The Rev. Al Sharpton appealed to the crowd both as a presidential contestant and aggrieved member of the group.

"Anytime we can give a party 92 percent of our vote and have to still beg some people to come talk to us, there is still an ax-handle mentality among some in the Democratic Party," Sharpton yelled from the podium, waving a wooden ax handle. "I want to stop people from wanting our vote but not wanting to be seen with us in public, treating us like we are some political mistresses."

Other Democrats, with no ax to grind about NAACP attendance, still took the opportunity to join in the attack on the president.

In Iowa this weekend, Dick Gephardt, who wrote the House resolution authorizing force against Saddam Hussein, accused Bush of trying to pass the buck by saying he just used the intelligence given to him.

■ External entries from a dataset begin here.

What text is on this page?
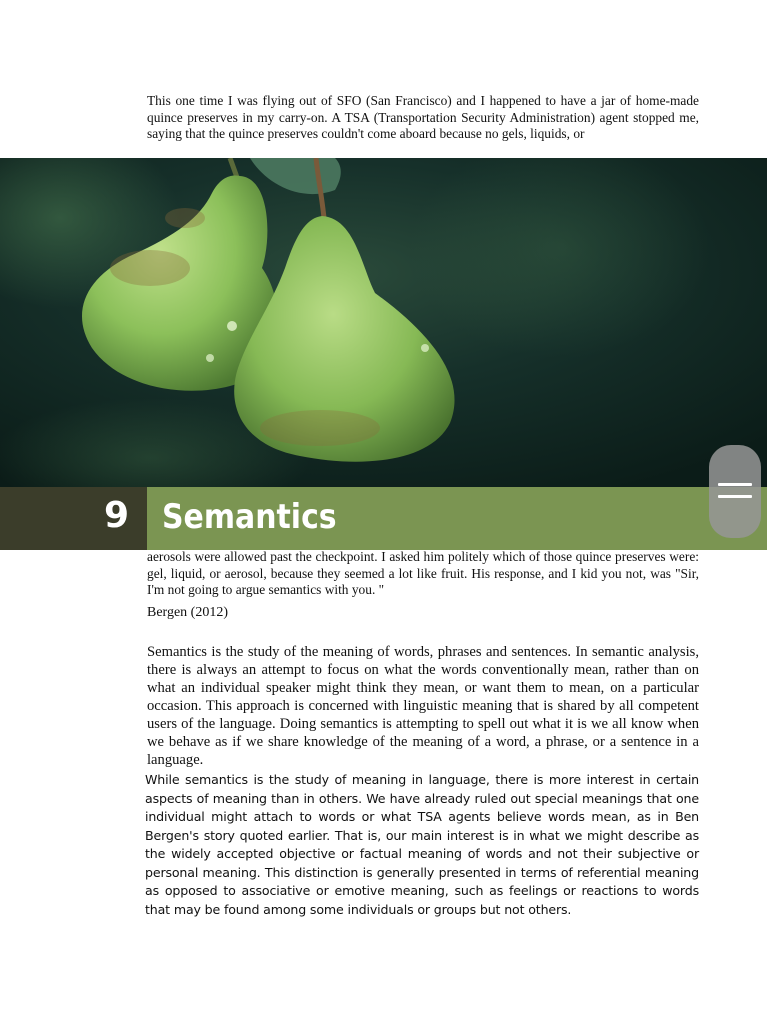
This one time I was flying out of SFO (San Francisco) and I happened to have a jar of home-made quince preserves in my carry-on. A TSA (Transportation Security Administration) agent stopped me, saying that the quince preserves couldn't come aboard because no gels, liquids, or
9 Semantics
aerosols were allowed past the checkpoint. I asked him politely which of those quince preserves were: gel, liquid, or aerosol, because they seemed a lot like fruit. His response, and I kid you not, was "Sir, I'm not going to argue semantics with you. "
Bergen (2012)
Semantics is the study of the meaning of words, phrases and sentences. In semantic analysis, there is always an attempt to focus on what the words conventionally mean, rather than on what an individual speaker might think they mean, or want them to mean, on a particular occasion. This approach is concerned with linguistic meaning that is shared by all competent users of the language. Doing semantics is attempting to spell out what it is we all know when we behave as if we share knowledge of the meaning of a word, a phrase, or a sentence in a language.
While semantics is the study of meaning in language, there is more interest in certain aspects of meaning than in others. We have already ruled out special meanings that one individual might attach to words or what TSA agents believe words mean, as in Ben Bergen's story quoted earlier. That is, our main interest is in what we might describe as the widely accepted objective or factual meaning of words and not their subjective or personal meaning. This distinction is generally presented in terms of referential meaning as opposed to associative or emotive meaning, such as feelings or reactions to words that may be found among some individuals or groups but not others.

"Here's the president of the United States saying 'Wasn't my fault, it's somebody else's fault. It's [CIA Director] George Tenet's fault, it's the CIA's fault.' Well, you know we had a president from Missouri called Harry Truman, and he had a sign on his desk that says, 'The buck stops here.' I think Bush needs to get that sign back on his desk," Gephardt said.

The administration counters that while intelligence that appeared in his January address to the nation was flawed, it does not mean Iraq was not trying to obtain banned weapons material.

On Monday, Bush defended the intelligence he receives.

"I think the intelligence I get is darn good intelligence. And the speeches I have given were backed by good intelligence," Bush said during a press conference with U.N. Secretary-General Kofi Annan. "And I am absolutely convinced today, like I was convinced when I gave the speeches, that Saddam Hussein developed a program of weapons of mass destruction and that our country made the right decision."

Democrats see the weapons of mass destruction controversy as a way to attack the president's credibility and integrity — two of Bush's most cherished political assets — at a time when public opinion polls show his popularity slightly slipping on everything from national security to the economy.

"The problem is not just the wrong direction in which George Bush has led us, it's that he has misled us time and time again," Massachusetts Sen. John Kerry, another Democratic candidate, told La Raza on Sunday.